Using rule (i), we get
[tex]C(-2,11)\to C'(\dfrac{1}{3}(-2-4)+4,\dfrac{1}{3}(11-2)+2)[/tex]
[tex]C(-2,11)\to C'(\dfrac{1}{3}(-6)+4,\dfrac{1}{3}(9)+2)[/tex]
[tex]C(-2,11)\to C'(-2+4,3+2)[/tex]
[tex]C(-2,11)\to C'(2,5)[/tex]
Hence, the coordinates of Point C' are C'(2,5).
Let us assume that point A is A(m,n).
Using rule (i), we get
[tex]A(m,n)\to A'(\dfrac{1}{3}(m-4)+4,\dfrac{1}{3}(n-2)+2)[/tex]
From the given figure it is clear that the image of point A is (8,4).

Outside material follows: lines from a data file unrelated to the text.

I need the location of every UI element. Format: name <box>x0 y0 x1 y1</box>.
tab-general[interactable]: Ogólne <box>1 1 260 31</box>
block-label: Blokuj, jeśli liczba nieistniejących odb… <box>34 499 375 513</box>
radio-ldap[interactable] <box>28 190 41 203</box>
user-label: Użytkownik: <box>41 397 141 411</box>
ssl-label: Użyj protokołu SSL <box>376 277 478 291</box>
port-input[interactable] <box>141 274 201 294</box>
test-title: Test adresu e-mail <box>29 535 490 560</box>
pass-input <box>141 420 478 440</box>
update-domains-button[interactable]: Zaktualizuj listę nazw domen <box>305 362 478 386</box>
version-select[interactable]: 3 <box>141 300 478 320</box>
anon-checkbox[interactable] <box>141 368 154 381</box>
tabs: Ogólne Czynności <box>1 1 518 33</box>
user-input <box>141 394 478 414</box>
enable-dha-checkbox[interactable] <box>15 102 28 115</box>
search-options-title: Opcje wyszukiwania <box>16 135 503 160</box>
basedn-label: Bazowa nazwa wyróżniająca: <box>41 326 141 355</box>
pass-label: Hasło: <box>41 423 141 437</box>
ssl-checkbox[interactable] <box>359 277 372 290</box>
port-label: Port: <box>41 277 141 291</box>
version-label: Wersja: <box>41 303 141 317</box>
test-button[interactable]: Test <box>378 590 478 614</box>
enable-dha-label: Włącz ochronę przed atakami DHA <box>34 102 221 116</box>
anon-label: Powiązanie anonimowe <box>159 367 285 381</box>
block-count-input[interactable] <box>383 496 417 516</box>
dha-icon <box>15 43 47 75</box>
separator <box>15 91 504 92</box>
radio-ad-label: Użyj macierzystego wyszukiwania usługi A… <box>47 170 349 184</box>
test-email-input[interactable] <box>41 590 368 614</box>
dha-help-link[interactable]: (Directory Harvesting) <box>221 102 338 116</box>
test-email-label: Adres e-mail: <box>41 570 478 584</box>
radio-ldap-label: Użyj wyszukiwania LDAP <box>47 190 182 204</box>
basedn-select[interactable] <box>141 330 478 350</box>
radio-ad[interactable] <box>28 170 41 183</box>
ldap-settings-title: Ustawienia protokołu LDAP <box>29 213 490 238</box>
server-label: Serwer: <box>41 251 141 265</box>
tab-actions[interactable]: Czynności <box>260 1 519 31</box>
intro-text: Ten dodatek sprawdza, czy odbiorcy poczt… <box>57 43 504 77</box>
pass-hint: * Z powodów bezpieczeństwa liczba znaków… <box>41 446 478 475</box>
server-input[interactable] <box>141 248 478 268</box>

[tex]A'(\dfrac{1}{3}(m-4)+4,\dfrac{1}{3}(n-2)+2)=A'(8,4)[/tex]
On comparing both sides, we get
[tex]\dfrac{1}{3}(m-4)+4=8[/tex]
[tex]\dfrac{1}{3}(m-4)=8-4[/tex]
[tex](m-4)=3(4)[/tex]
[tex]m=12+4[/tex]
[tex]m=16[/tex]
And,
[tex]\dfrac{1}{3}(n-2)+2=4[/tex]
[tex]\dfrac{1}{3}(n-2)=4-2[/tex]
[tex](n-2)=3(2)[/tex]
[tex]n=6+2[/tex]
[tex]n=8[/tex]
Therefore, the coordinates of point A are (16,8).